Eu explico melhor. Mal tinha acabado de entrar no Parque, o autocarro teve de parar. Era uma família de elefantes que começava a atravessar a estrada. Os animais têm sempre prioridade sobre as pessoas. Mas o que mais me impressionou foi a minúcia, a prevenção do risco, a proteção às criancinhas mais pequenas, dos elefantes, claro, que caminhavam protegidas por duas muralhas intransponíveis. Vejam só: os adultos formaram duas colunas, os grandalhões à frente, a impor respeito, e cada uma das colunas formada por elefantes adultos, por ordem decrescente de altura. E lá bem no meio das duas colunas de gigantes, seguia a coluna de crianças e bebés, alguns já iniciados na marcha, outros que era preciso conduzir pendurados nos trombis dos mais crescidos. Que maravilha! Onde já se viu família humana com laços mais fortes, com esta atenção prioritária e dominante às crianças indefesas, com esta força de sentimentos que nos comovem até às lágrimas?
E não se trata da família restrita, pai, mãe, filho, é a família alargada, toda a comunidade de elefantes, avós, pais, tios, irmãos, primos, sobrinhos, netos, bisnetos, igual pró feminino, que elas não são menos que eles. Se fossem pessoas como poderíamos chamar a este fenómeno? União familiar? Sim, mas é pouco. É um nó de sentimentos, de laços, de afetos, de compromissos, de entregas, de vidas que estão intrinsecamente ligadas e interdependentes. Vidas inseparáveis.

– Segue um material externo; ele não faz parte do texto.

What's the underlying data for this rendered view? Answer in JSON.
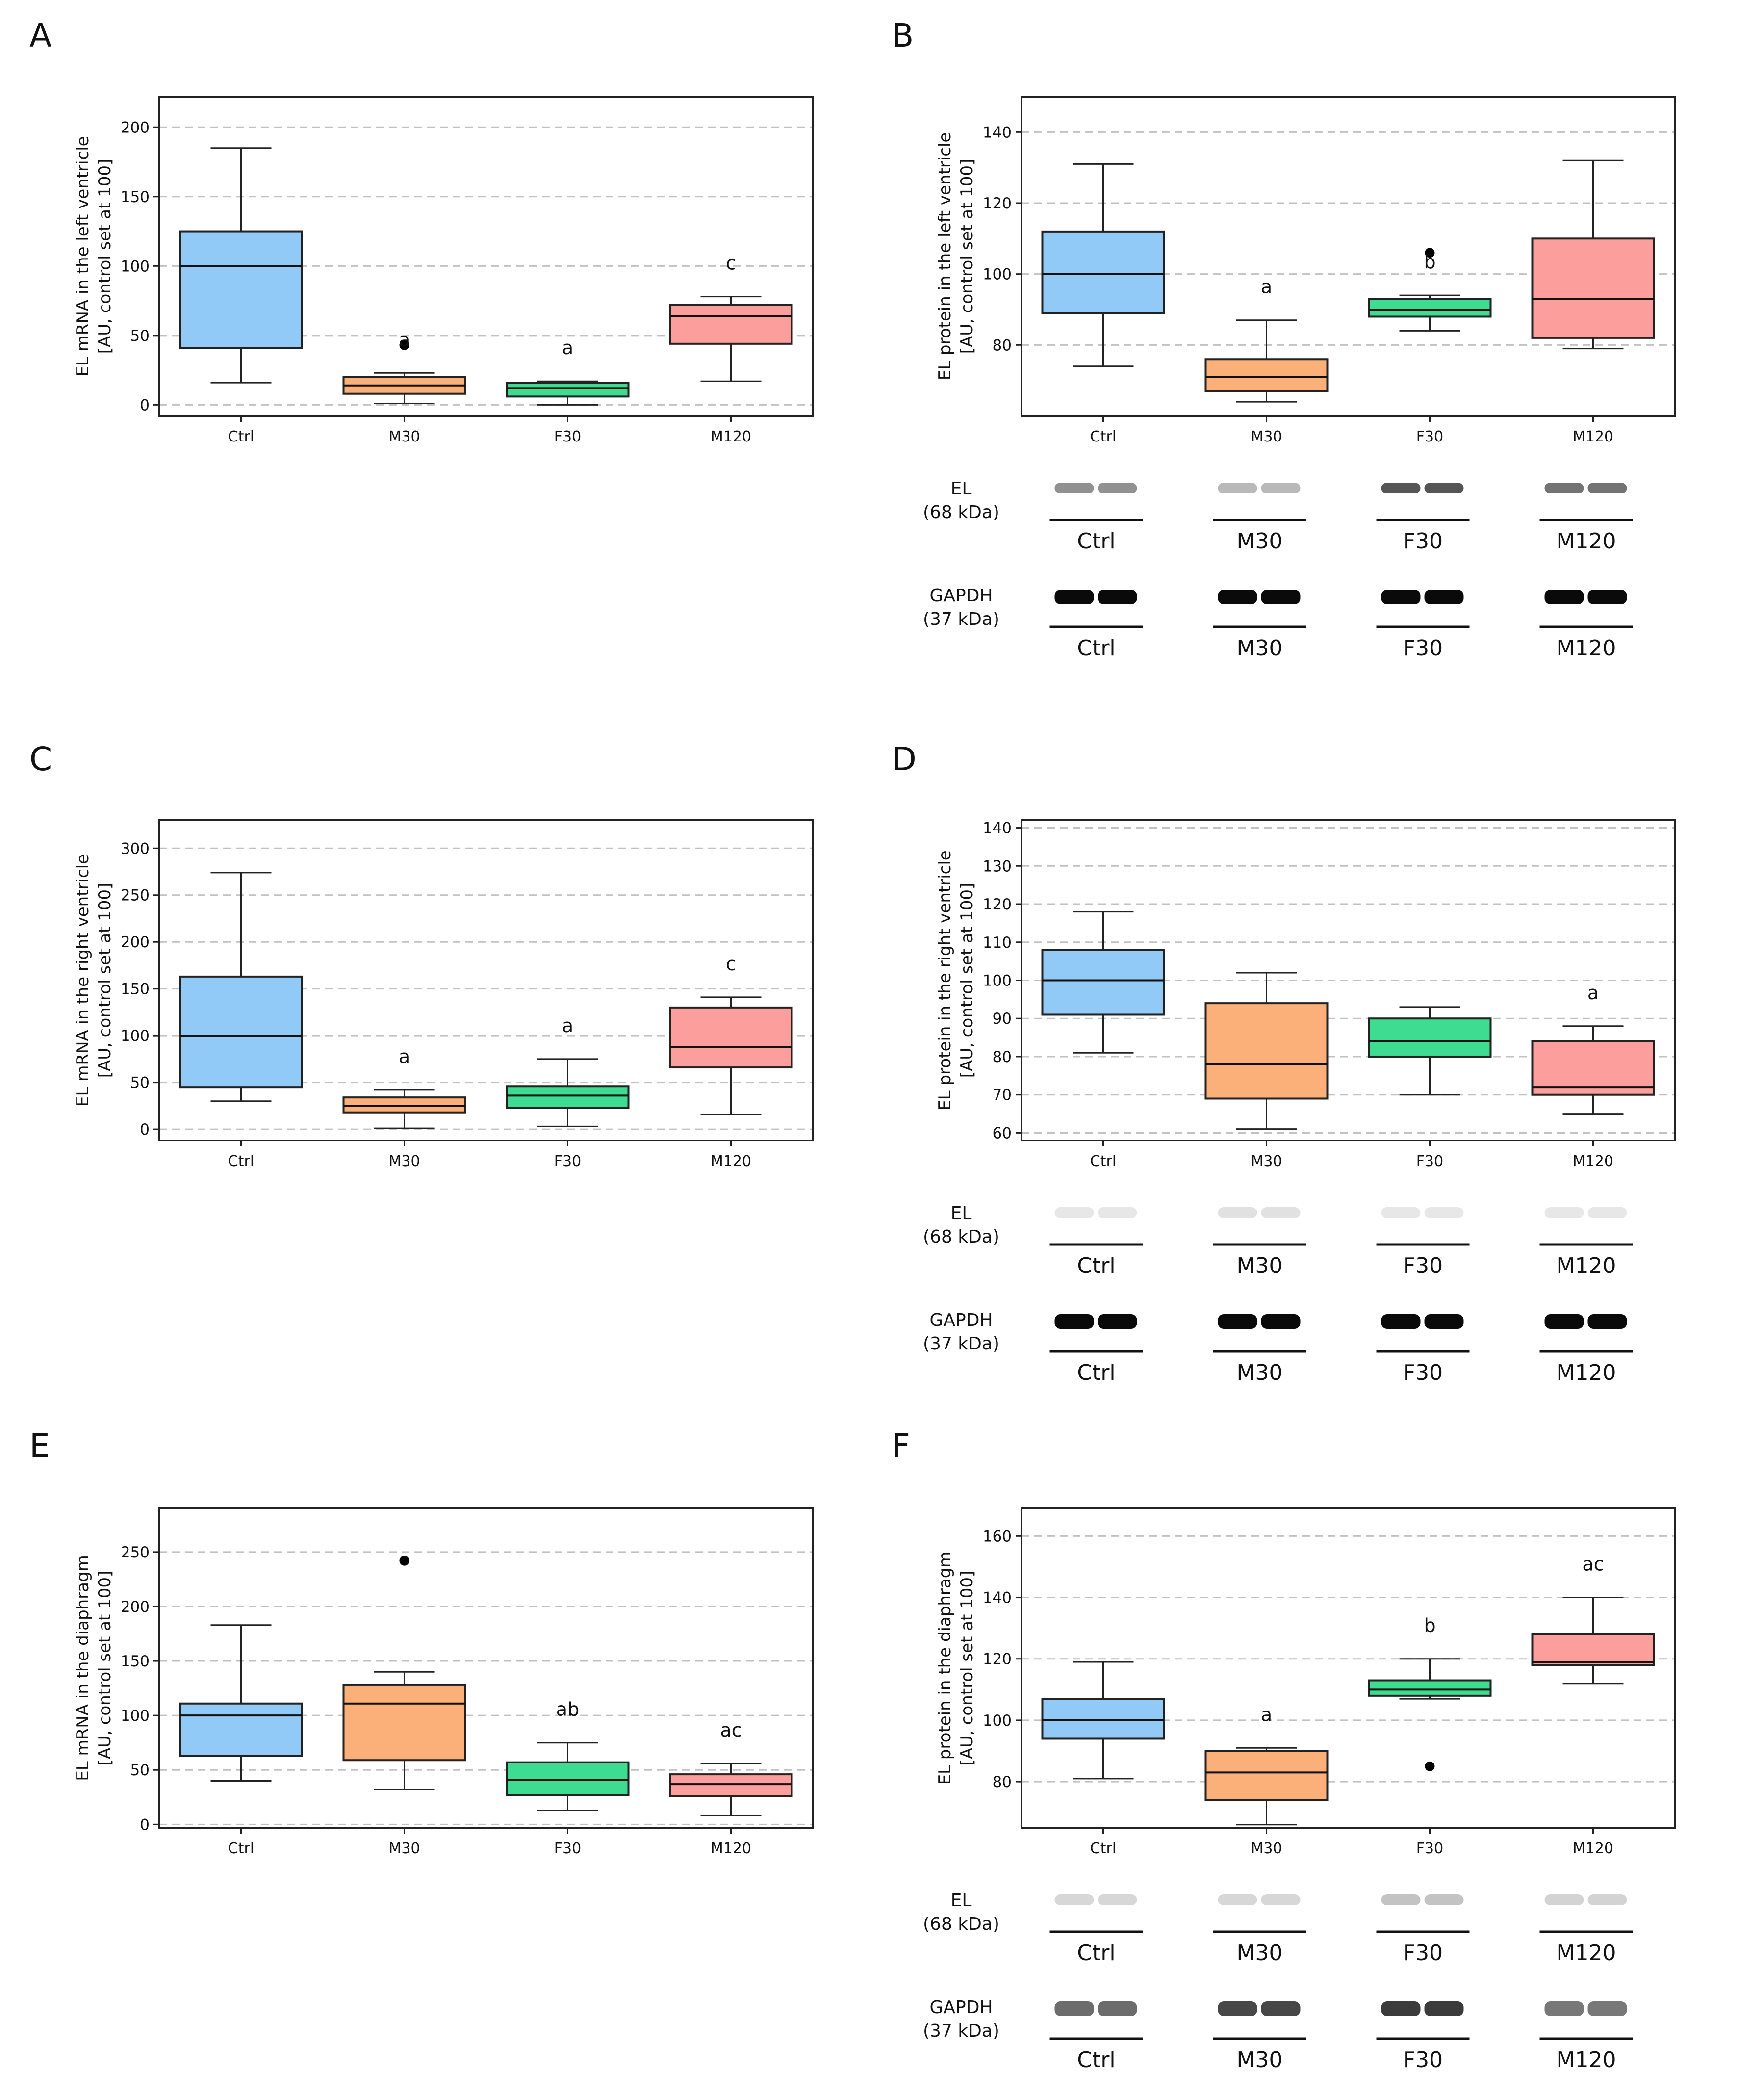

Oh estúpido, tu não vês que são apenas elefantes, os elefantes produzem marfim, que rende uma pipa de massa, ainda se vende a carne, mais de uma tonelada por animal, ficas rico em pouco tempo. É aqui que está a diferença entre a animalidade e bestialidade do homem e a humanidade do elefante. Eu quero viver com os elefantes. Já viram o que é os meus netos poderem atravessar o Kruger no meio de duas muralhas imbatíveis e ainda por cima a conviver com animais civilizados!
E agora vem a escola. Será que daria a gente contratar esta família de elefantes para eles introduzirem aí o clima de afetos e de sentimentos que tornem as crianças felizes, com espírito de entreajuda, com o sucesso de todos, sem medos nem inseguranças? E sobretudo com a certeza de chegarem ao fim da viagem com todos os objetivos cumpridos? Sim porque isso faz parte do código deontológico dos elefantes: nenhum dos seus membros é expulso, nenhum é abandonado pelo caminho. Todos caminham juntinhos. Se eles pusessem nas nossas escolas este clima afetivo, este espírito de entreajuda e este compromisso de não deixar ninguém para trás, não precisávamos cá de mais doutores, muito menos os que estão lá em cima a mandar bitaites para tudo.